- Mexican Peso pulls back after gaining over 1.50% last week, pressured by weaker Consumer Confidence.
- Banxico Governor Rodriguez justifies recent 25 bps rate cut amid 3-2 split decision, citing transitory inflation effects.
- Market focus shifts to key US inflation and retail sales data, USD gains momentum ahead of the releases.
The Mexican Peso retreats on Monday after posting solid gains of over 1.50% last week against the Greenback, with the latter posting decent gains ahead of a busy economic docket in the United States. Meanwhile, Consumer Confidence in Mexico dipped in July, which could be a prelude to the ongoing economic slowdown. The USD/MXN trades at 18.96 and gains over 0.80%.
Mexico’s National Statistics Agency announced that consumers grew less optimistic about the economic outlook and printed the second lowest reading since May’s 46.8 reading, revealed the Instituto Nacional de Estadistica Geografia e Informatica (INEGI).
In addition, Bank of Mexico (Banxico) Governor Victoria Rodriguez Ceja said in an interview with El Financiero that elements justified a 25-basis-point (bps) rate cut to the main reference rate amid a 3-2 split decision.

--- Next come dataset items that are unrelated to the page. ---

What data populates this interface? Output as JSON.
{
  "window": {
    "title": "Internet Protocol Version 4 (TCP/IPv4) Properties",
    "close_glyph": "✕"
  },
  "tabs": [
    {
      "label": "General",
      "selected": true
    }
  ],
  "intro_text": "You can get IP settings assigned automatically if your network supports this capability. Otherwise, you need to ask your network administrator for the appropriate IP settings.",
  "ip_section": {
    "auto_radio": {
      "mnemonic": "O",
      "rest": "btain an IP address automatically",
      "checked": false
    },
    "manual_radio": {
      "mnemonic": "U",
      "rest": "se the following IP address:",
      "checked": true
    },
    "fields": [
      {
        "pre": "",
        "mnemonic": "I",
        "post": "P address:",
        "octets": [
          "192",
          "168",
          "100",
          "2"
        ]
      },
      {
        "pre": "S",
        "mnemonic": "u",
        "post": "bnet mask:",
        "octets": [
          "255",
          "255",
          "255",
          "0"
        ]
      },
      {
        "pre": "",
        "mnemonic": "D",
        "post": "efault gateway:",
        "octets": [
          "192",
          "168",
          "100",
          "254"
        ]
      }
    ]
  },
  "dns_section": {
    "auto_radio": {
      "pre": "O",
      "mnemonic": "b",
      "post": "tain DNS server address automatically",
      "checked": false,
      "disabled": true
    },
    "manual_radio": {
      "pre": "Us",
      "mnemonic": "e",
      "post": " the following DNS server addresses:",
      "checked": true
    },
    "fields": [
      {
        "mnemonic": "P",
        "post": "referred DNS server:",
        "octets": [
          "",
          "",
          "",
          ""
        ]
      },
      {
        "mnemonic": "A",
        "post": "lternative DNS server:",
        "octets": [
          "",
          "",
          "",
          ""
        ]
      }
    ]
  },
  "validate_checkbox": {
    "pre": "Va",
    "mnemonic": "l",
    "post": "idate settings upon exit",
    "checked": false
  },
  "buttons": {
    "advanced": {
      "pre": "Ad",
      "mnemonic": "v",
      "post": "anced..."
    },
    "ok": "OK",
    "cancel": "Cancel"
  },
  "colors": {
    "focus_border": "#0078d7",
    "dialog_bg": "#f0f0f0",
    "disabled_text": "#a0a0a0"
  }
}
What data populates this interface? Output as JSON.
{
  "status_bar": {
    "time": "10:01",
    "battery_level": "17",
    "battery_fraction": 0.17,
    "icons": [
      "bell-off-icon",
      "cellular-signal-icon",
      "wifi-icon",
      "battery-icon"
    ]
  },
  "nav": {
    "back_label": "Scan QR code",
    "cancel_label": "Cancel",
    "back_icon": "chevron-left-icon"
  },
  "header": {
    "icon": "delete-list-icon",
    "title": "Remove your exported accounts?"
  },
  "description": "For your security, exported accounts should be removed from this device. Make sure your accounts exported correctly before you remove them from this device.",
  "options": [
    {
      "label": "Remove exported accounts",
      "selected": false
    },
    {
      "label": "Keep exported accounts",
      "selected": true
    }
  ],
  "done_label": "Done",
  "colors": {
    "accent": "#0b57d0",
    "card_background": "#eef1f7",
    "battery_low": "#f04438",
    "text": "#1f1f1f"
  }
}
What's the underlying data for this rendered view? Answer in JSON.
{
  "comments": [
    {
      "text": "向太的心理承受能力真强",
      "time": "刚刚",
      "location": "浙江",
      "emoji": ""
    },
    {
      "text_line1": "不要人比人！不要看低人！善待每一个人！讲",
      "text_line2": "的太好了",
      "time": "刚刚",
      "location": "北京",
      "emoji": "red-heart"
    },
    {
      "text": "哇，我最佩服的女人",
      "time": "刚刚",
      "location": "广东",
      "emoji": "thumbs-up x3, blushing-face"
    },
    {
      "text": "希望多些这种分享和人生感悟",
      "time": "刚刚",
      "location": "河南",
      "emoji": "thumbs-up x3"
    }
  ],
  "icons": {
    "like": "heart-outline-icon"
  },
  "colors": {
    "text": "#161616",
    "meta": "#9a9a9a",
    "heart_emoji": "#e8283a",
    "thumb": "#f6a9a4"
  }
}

She acknowledged that despite headline inflation hitting 5.57%, she insisted it was unrelated to core prices, which decreased for the 18-straight month and reached 4.05% in July.
“We expect these effects of the shocks that we observe in non-core inflation to be transitory, so we are still expecting headline inflation to return to its target at the same time, at the end of 2025,” Rodriguez noted.